The contestants were split into four groups: farriers, armorers, blacksmiths and modern metal workers. Rabjohn and Parthemore were in the latter group.

They beat two other metal workers in the studio in Stamford, where they had to create and put a handle on a blade.

Then, they returned home to forge a fully-functioning flamberge rapier in five days, a project Rabjohn, of Bethel, said would normally take two weeks.

He said the sword was so long — about four feet — that he had to turn the gas forge sideways and feed the blade in and out of the fire.

“You’re constantly problem solving, so you do have to be fast on your feet and think about ‘OK, how am I going to fix this?’” said Rabjohn.

Cameras followed them for 10 hours each day, but both said they didn’t mind.

“They were just background, like a tree or gravel in a driveway,” Parthemore said. “I was so focused on the task at hand that everything else just melted away.”

For Rabjohn, being in front of a camera is second nature. He posts videos about his metalworking projects on YouTube, which is how the History Channel discovered him.

Back in the studio, the show tested the blades, by stabbing a giant pig carcass, beating it against a fake armored soldier and slicing a large duffle bag filled with rice.
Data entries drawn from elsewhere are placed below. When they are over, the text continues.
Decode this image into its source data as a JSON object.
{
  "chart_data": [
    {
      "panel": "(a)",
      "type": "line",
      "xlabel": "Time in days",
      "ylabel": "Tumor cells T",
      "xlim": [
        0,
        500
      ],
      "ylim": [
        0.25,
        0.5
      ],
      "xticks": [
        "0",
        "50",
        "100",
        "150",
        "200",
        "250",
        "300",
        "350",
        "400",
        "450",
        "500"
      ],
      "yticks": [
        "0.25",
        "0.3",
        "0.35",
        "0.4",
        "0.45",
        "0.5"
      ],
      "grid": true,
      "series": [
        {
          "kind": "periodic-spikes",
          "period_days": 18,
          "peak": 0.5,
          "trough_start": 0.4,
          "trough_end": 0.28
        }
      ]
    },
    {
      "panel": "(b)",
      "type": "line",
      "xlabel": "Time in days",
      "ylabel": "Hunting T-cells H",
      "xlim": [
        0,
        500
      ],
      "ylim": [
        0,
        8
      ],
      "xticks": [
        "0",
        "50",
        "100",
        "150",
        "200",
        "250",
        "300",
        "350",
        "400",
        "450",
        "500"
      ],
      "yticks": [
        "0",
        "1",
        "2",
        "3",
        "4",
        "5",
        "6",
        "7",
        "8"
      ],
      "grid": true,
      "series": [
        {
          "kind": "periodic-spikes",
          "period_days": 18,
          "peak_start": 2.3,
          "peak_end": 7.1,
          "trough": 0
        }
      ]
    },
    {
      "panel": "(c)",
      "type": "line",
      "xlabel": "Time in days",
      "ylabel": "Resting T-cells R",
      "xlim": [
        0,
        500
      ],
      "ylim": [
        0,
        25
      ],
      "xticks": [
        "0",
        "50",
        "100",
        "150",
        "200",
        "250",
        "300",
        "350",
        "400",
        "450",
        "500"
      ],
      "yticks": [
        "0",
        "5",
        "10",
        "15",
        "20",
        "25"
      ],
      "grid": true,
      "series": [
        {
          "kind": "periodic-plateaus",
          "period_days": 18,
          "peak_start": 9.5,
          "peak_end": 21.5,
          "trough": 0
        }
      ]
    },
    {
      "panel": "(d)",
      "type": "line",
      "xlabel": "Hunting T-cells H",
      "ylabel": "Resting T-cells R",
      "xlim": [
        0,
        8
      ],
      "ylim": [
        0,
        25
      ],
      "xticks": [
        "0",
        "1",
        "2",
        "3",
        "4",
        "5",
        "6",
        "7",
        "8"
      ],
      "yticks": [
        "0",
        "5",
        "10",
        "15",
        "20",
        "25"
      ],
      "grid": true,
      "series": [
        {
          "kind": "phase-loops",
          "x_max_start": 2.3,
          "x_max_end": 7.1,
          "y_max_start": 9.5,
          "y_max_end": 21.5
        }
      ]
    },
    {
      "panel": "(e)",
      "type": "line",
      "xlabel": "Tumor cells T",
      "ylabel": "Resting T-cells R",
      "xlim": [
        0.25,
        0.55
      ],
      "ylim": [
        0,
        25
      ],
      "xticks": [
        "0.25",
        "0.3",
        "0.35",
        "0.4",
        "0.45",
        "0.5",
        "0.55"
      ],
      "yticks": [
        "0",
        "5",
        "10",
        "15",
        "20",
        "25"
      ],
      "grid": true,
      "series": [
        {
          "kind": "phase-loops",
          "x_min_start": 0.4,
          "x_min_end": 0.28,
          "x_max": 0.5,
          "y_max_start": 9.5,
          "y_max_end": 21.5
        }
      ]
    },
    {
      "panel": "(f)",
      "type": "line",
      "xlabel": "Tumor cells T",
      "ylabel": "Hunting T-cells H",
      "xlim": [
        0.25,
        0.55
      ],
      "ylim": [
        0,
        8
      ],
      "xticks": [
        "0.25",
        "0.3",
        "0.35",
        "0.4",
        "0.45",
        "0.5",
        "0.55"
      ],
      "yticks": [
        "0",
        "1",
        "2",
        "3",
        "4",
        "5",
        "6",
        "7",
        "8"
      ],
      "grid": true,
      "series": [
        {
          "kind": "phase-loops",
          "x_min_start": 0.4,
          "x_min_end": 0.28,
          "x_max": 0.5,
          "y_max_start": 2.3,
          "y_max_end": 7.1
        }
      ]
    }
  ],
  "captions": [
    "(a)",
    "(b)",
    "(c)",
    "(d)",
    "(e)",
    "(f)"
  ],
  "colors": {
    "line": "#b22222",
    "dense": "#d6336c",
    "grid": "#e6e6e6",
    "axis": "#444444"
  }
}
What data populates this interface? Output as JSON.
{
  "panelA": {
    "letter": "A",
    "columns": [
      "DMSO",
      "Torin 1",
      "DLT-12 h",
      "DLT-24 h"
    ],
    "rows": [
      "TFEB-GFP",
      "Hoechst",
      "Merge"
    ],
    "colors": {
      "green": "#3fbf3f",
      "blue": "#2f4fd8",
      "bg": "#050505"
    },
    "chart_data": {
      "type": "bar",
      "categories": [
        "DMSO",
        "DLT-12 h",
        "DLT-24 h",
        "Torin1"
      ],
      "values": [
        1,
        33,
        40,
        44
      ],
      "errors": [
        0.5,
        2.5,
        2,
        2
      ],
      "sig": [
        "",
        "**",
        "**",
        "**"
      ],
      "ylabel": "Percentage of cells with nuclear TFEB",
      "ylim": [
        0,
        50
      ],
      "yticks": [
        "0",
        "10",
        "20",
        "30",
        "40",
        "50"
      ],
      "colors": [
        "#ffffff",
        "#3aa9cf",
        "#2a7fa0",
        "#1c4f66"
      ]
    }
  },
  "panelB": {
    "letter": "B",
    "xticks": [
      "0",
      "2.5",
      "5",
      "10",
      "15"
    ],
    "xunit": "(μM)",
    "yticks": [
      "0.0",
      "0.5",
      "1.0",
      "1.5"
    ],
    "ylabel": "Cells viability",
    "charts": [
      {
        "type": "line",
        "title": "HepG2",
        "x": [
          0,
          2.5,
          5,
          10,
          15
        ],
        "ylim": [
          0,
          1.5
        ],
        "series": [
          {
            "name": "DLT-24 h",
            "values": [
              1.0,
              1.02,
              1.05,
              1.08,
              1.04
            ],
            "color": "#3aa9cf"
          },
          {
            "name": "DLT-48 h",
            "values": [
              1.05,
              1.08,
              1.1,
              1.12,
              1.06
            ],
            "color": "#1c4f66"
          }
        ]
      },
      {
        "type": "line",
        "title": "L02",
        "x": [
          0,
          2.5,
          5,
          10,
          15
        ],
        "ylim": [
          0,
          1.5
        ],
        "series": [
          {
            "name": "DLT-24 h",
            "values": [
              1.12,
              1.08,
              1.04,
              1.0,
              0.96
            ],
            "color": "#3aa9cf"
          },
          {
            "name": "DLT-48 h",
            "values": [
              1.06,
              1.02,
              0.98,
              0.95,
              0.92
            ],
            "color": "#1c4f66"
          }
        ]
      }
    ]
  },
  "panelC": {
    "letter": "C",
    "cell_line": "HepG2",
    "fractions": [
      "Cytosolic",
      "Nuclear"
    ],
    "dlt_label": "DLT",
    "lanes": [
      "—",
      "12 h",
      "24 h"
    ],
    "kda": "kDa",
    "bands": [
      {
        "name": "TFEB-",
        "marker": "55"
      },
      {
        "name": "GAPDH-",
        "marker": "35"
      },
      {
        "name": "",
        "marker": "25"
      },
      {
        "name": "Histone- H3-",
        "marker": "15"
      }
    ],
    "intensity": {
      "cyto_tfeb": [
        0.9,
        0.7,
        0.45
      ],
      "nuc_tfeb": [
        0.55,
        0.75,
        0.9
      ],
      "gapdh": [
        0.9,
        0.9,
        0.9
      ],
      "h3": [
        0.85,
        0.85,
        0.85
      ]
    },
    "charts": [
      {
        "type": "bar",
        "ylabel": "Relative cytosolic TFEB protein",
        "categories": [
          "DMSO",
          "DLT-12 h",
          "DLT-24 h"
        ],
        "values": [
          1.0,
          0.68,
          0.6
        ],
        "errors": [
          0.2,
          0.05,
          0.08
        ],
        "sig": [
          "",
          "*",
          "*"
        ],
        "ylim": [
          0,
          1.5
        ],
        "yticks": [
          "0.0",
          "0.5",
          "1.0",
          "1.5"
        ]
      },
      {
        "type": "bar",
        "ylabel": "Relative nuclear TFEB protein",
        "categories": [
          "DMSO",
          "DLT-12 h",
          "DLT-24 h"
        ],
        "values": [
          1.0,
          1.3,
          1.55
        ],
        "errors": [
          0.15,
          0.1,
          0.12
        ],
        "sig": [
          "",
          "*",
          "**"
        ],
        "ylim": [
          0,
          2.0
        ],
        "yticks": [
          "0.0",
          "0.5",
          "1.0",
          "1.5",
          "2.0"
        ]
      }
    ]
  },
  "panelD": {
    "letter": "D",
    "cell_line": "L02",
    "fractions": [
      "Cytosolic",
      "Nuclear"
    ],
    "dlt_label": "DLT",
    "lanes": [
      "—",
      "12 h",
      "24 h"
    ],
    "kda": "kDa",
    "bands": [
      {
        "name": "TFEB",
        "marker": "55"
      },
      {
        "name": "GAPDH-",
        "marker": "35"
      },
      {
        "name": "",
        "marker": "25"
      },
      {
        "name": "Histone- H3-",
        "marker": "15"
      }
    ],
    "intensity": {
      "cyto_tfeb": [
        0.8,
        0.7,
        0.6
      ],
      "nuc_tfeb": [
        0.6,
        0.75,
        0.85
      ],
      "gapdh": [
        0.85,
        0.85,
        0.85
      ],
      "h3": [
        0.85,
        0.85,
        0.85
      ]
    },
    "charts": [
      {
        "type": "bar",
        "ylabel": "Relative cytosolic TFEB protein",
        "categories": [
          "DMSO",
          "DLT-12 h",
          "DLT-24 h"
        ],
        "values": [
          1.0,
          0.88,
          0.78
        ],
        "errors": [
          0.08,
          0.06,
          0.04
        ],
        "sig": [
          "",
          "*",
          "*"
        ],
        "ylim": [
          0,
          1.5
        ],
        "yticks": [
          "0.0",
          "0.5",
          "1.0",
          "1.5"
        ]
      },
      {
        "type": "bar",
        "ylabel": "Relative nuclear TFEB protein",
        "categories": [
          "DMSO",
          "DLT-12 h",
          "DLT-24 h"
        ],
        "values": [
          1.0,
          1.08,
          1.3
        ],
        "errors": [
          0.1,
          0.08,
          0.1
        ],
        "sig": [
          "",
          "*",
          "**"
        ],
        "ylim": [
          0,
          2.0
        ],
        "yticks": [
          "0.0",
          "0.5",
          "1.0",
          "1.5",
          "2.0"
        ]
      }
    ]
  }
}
Both swords passed the tests, but Rabjohn said the judges thought Parthemore’s was easier to handle.

In the tournament’s finale, Parthemore created a Japanese blade called a wakizashi in the studio, earning him a spot in the top two.

He then returned to Sherman to recreate one of the largest Japanese swords, the nodachi, narrowly beating his California competitor. Parthemore’s blade was slightly stronger and had a better handle, he said.

“It was a very, very tight competition,” Parthemore said. “It came down to the smallest of details.”

Parthemore started welding in 1982, a couple years after getting out of the Marine Corp, and now makes bits and spurs for horses.

Before the tournament, he had never created a sword and had only made a few knives.

“But with the skill set I have, I’m always moving metals in directions and shapes,” Parthemore said. “A blade is just another shape.”

Rabjohn has fewer years of experience, but making knives and similar items has become his specialty.

In 2015, he built his own coal forge and — through online tutorials — taught himself how to make knives, axes and more. He has since built a gas forge, a power hammer and a forge press he decorated based on the movie “Kong: Skull Island.”

He has an Etsy shop where he sells his products and continues to post videos on his channel, to teach others. He has befriended fellow blacksmiths, and they send each other material and advice.

“I’m not doing this for money,” he said. “I’m doing this for fun, but also because I’ve learned a lot from YouTube.”

Even though $50,000 was on the line, Rabjohn said he didn’t walk into the tournament with a competitive attitude that others who needed the money to start a business might have.

“I was retired, so I didn’t have that pressure,” said Rabjohn, who had been a vice president in human resources at IBM. “I was there for fun and to meet all the other guys, which was fun because not a lot of people do this.”

Parthemore, who said he plans to use the winnings to purchase equipment, held a viewing party with family and friends on Wednesday night. He had only told his wife, son and other close family that he had won, so they had to keep “poker faces” throughout the night until he was announced the winner.

“I couldn’t hear a thing,” Parthemore said. “Everyone was screaming. There was just this huge roar of delight.”